著 : 辰巳 保夫
水上特攻部隊の編成と展開 (承前)
震洋艇の運用については捷号作戦の性質上から海軍部と陸軍部とは密接に協調すべきであった。 それは陸軍側においても、「震洋」 と同種の特攻艇 「〇れ」 を大量に建造し訓練に入っていた。
陸海軍部は、この種特攻艇を総称して 「〇八」 と略称し、その展開、指揮系統及びその他について協定を結んだ。 その協定は次のとおりであった。

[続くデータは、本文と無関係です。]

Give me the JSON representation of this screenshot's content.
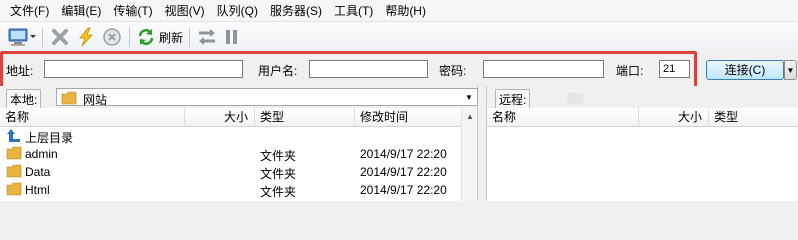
{
  "menu": [
    "文件(F)",
    "编辑(E)",
    "传输(T)",
    "视图(V)",
    "队列(Q)",
    "服务器(S)",
    "工具(T)",
    "帮助(H)"
  ],
  "toolbar": {
    "refresh_label": "刷新"
  },
  "connection": {
    "address_label": "地址:",
    "address_value": "",
    "username_label": "用户名:",
    "username_value": "",
    "password_label": "密码:",
    "password_value": "",
    "port_label": "端口:",
    "port_value": "21",
    "connect_label": "连接(C)",
    "highlight_color": "#d9433c"
  },
  "local": {
    "path_label": "本地:",
    "path_value": "网站",
    "columns": {
      "name": "名称",
      "size": "大小",
      "type": "类型",
      "modified": "修改时间"
    },
    "parent_dir": "上层目录",
    "rows": [
      {
        "name": "admin",
        "type": "文件夹",
        "modified": "2014/9/17 22:20"
      },
      {
        "name": "Data",
        "type": "文件夹",
        "modified": "2014/9/17 22:20"
      },
      {
        "name": "Html",
        "type": "文件夹",
        "modified": "2014/9/17 22:20"
      }
    ]
  },
  "remote": {
    "path_label": "远程:",
    "columns": {
      "name": "名称",
      "size": "大小",
      "type": "类型"
    }
  },
  "icons": {
    "folder_color": "#e8b341",
    "connect_icon": "computer-icon",
    "disconnect_icon": "disconnect-x-icon",
    "quick_icon": "lightning-icon",
    "stop_icon": "stop-icon",
    "refresh_icon": "refresh-icon",
    "transfer_icon": "transfer-icon",
    "pause_icon": "pause-icon"
  }
}
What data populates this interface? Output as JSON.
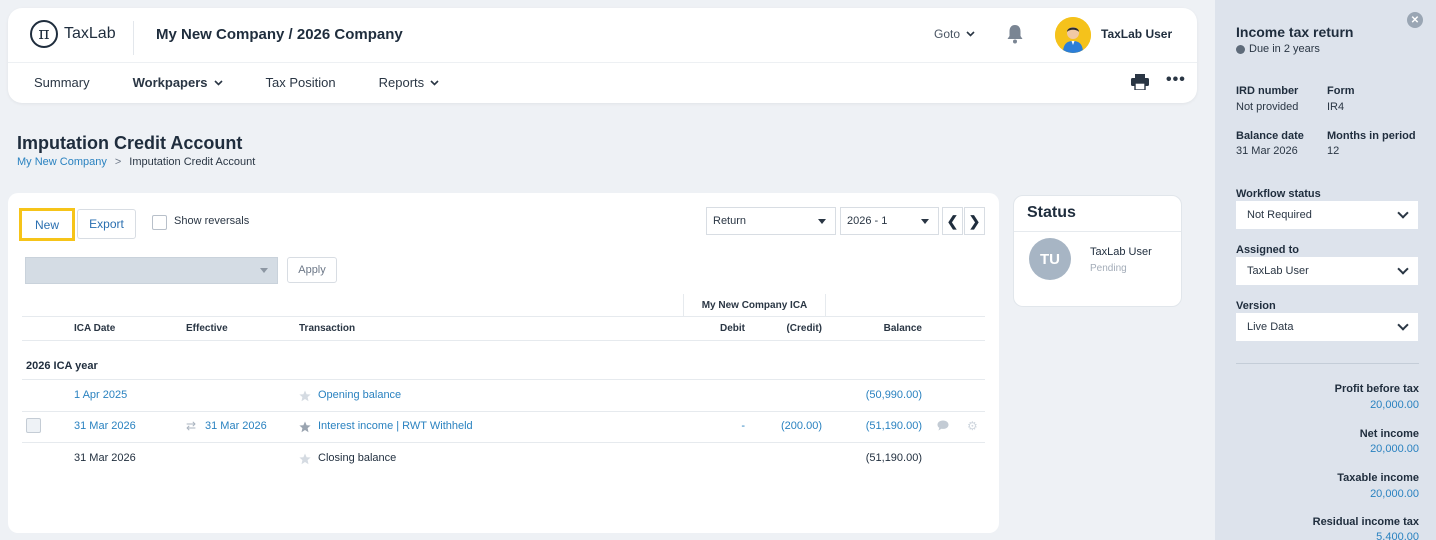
{
  "header": {
    "logo_text": "TaxLab",
    "logo_glyph": "π",
    "company": "My New Company / 2026 Company",
    "goto_label": "Goto",
    "user_name": "TaxLab User",
    "nav": [
      {
        "label": "Summary"
      },
      {
        "label": "Workpapers"
      },
      {
        "label": "Tax Position"
      },
      {
        "label": "Reports"
      }
    ],
    "more_label": "•••"
  },
  "page": {
    "title": "Imputation Credit Account",
    "breadcrumb": {
      "root": "My New Company",
      "separator": ">",
      "current": "Imputation Credit Account"
    }
  },
  "toolbar": {
    "new_label": "New",
    "export_label": "Export",
    "show_reversals_label": "Show reversals",
    "return_select": "Return",
    "year_select": "2026 - 1",
    "prev_glyph": "❮",
    "next_glyph": "❯",
    "apply_label": "Apply"
  },
  "table": {
    "group_header": "My New Company ICA",
    "columns": {
      "ica_date": "ICA Date",
      "effective": "Effective",
      "transaction": "Transaction",
      "debit": "Debit",
      "credit": "(Credit)",
      "balance": "Balance"
    },
    "section_label": "2026 ICA year",
    "rows": [
      {
        "ica_date": "1 Apr 2025",
        "effective": "",
        "transaction": "Opening balance",
        "debit": "",
        "credit": "",
        "balance": "(50,990.00)"
      },
      {
        "ica_date": "31 Mar 2026",
        "effective": "31 Mar 2026",
        "transaction": "Interest income | RWT Withheld",
        "debit": "-",
        "credit": "(200.00)",
        "balance": "(51,190.00)"
      },
      {
        "ica_date": "31 Mar 2026",
        "effective": "",
        "transaction": "Closing balance",
        "debit": "",
        "credit": "",
        "balance": "(51,190.00)"
      }
    ]
  },
  "status": {
    "title": "Status",
    "initials": "TU",
    "user": "TaxLab User",
    "state": "Pending"
  },
  "panel": {
    "title": "Income tax return",
    "due": "Due in 2 years",
    "ird_label": "IRD number",
    "ird_value": "Not provided",
    "form_label": "Form",
    "form_value": "IR4",
    "balance_date_label": "Balance date",
    "balance_date_value": "31 Mar 2026",
    "months_label": "Months in period",
    "months_value": "12",
    "workflow_label": "Workflow status",
    "workflow_value": "Not Required",
    "assigned_label": "Assigned to",
    "assigned_value": "TaxLab User",
    "version_label": "Version",
    "version_value": "Live Data",
    "metrics": [
      {
        "label": "Profit before tax",
        "value": "20,000.00"
      },
      {
        "label": "Net income",
        "value": "20,000.00"
      },
      {
        "label": "Taxable income",
        "value": "20,000.00"
      },
      {
        "label": "Residual income tax",
        "value": "5,400.00"
      }
    ]
  },
  "colors": {
    "accent_blue": "#2a82c0",
    "highlight_yellow": "#f6c419",
    "panel_bg": "#dde3ec"
  }
}
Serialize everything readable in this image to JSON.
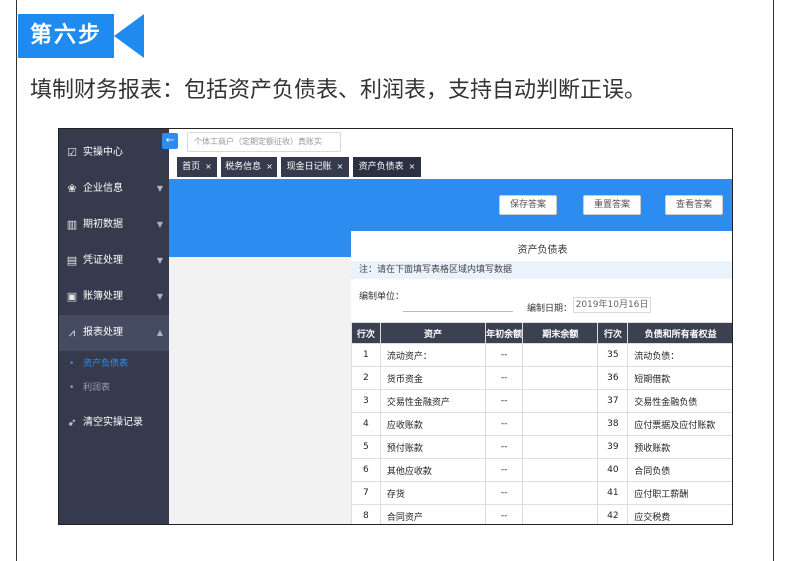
{
  "step": {
    "label": "第六步"
  },
  "headline": "填制财务报表：包括资产负债表、利润表，支持自动判断正误。",
  "sidebar": {
    "items": [
      {
        "label": "实操中心",
        "icon": "chart-line-icon"
      },
      {
        "label": "企业信息",
        "icon": "group-icon"
      },
      {
        "label": "期初数据",
        "icon": "bar-chart-icon"
      },
      {
        "label": "凭证处理",
        "icon": "document-icon"
      },
      {
        "label": "账簿处理",
        "icon": "clipboard-icon"
      },
      {
        "label": "报表处理",
        "icon": "trend-icon"
      },
      {
        "label": "清空实操记录",
        "icon": "send-icon"
      }
    ],
    "subitems": [
      {
        "label": "资产负债表"
      },
      {
        "label": "利润表"
      }
    ]
  },
  "topbar": {
    "company": "个体工商户（定期定额征收）真账实"
  },
  "tabs": [
    {
      "label": "首页",
      "close": "×"
    },
    {
      "label": "税务信息",
      "close": "×"
    },
    {
      "label": "现金日记账",
      "close": "×"
    },
    {
      "label": "资产负债表",
      "close": "×"
    }
  ],
  "buttons": {
    "save": "保存答案",
    "reset": "重置答案",
    "view": "查看答案"
  },
  "sheet": {
    "title": "资产负债表",
    "note": "注：请在下面填写表格区域内填写数据",
    "unit_label": "编制单位：",
    "date_label": "编制日期：",
    "date_value": "2019年10月16日",
    "columns": [
      "行次",
      "资产",
      "年初余额",
      "期末余额",
      "行次",
      "负债和所有者权益"
    ],
    "rows": [
      {
        "n1": "1",
        "asset": "流动资产：",
        "begin": "--",
        "end": "",
        "n2": "35",
        "liab": "流动负债："
      },
      {
        "n1": "2",
        "asset": "货币资金",
        "begin": "--",
        "end": "",
        "n2": "36",
        "liab": "短期借款"
      },
      {
        "n1": "3",
        "asset": "交易性金融资产",
        "begin": "--",
        "end": "",
        "n2": "37",
        "liab": "交易性金融负债"
      },
      {
        "n1": "4",
        "asset": "应收账款",
        "begin": "--",
        "end": "",
        "n2": "38",
        "liab": "应付票据及应付账款"
      },
      {
        "n1": "5",
        "asset": "预付账款",
        "begin": "--",
        "end": "",
        "n2": "39",
        "liab": "预收账款"
      },
      {
        "n1": "6",
        "asset": "其他应收款",
        "begin": "--",
        "end": "",
        "n2": "40",
        "liab": "合同负债"
      },
      {
        "n1": "7",
        "asset": "存货",
        "begin": "--",
        "end": "",
        "n2": "41",
        "liab": "应付职工薪酬"
      },
      {
        "n1": "8",
        "asset": "合同资产",
        "begin": "--",
        "end": "",
        "n2": "42",
        "liab": "应交税费"
      }
    ]
  }
}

運用に関する中央協定 昭和19年8月8日 大本営陸軍部 大本営海軍部 第1 運用方針 1 敵ノ来攻ニ対シ敵輸送船団等ヲ主トシテ泊地ニ於テ捕捉撃滅シ、敵ノ上陸企図ヲ撃砕シ戦局ノ転換ヲ策ス 2 使用方面、時機ニ関シテハ奇襲的使用ト大量集中使用トニ依り、敵ニ震憾的打撃ヲ与フルヲ主眼トシ両軍緊密ナル連絡協調ノ下之ヲノム 第2 運用要領 1 展 開 附表及附図ノ如ク予定ス (略) 但シ資材整備ノ状況、情勢ノ推移ニヨル本予定ヲ変更スルコトアリ 2 輸 送 両軍ノ積極的協カニ依り展開ノ迅速確実ヲ図ルヲ主眼トシ、細目ニ関シテハ別途協議ス 3 両軍ノ関係(1) 同一方面所在ノ陸海軍〇八並ニ魚雷艇隊運用ニ関シテハ、其ノ総合成果ヲ最大ナラシムル如ク之ヲ協同統制シ、特ニ基地設定、訓練、運用ニ於テ彼我緊密二提携シ長短相補フ如ク相互積極的ニ支援ス (2) 両軍〇八ノ指揮協定関係ヲ定ムルコト次ノ如シ(イ) 小笠原方面 陸軍〇れヲ父島方面特別根拠地隊司令官ノ指揮下ニ入ラシム (ロ) 北東方面 〇れ魚雷艇隊ノ運用ニ関シ第27軍司令官、北東方面艦隊司令長官間ニ於テ相互協定ス (ハ) 南西諸島方面第32軍司令官、沖縄方面根拠地隊司令官間ニ於テ相互協定ノ上、各島嶼ニ於ケル指揮関係ヲ定ム (ニ) 台 湾台湾軍司令官、高雄警備府司令官間ニ於テ相互協定ノ上、指揮関係ヲ定ム (ホ) 比 島第14方面軍司令官、第3商連艦隊司令官間ニ於テ相互協定ノ上、指揮関係ヲ定ム 4 所在魚雷艇隊ハ〇八卜協同作戦ス、嚮導任務ニ服スル魚雷艇ハ当該〇八指揮官ノ指揮下ニ入ルモノトス 第3 企図秘匿 1 陸軍〇れ艇、海軍〇四艇ヲ総合シ〇八ト略称シ、〇八ニ依ル兵力、戦法ヲ 「震天」 ト呼称ス 2 訓練、輸送、基地設定、展開ニ於テハ一般住民、敵潜空ノ偵察ニ対シ厳ニ企図ヲ秘匿ス 3 展開遅延其ノ他ノ事情ニ依り所定ノ兵力ヲ展開シ得サル為確実ナル効果ヲ期待シ得ル目途ナキ場合ニ於テハ、其ノ方面ニ於ケル本兵力ノ使用ヲ取止ム |
このように協定され、関係指揮官に指示した。 大本営では大量の兵力を極秘裡に敵上陸予想地点に集中し、敵の意表をついて敵上陸兵団をその泊地、輸送船上に撃滅しようとしたわけである。 兵力の使用については、現地部隊指揮官は大本営の許可が必要であった。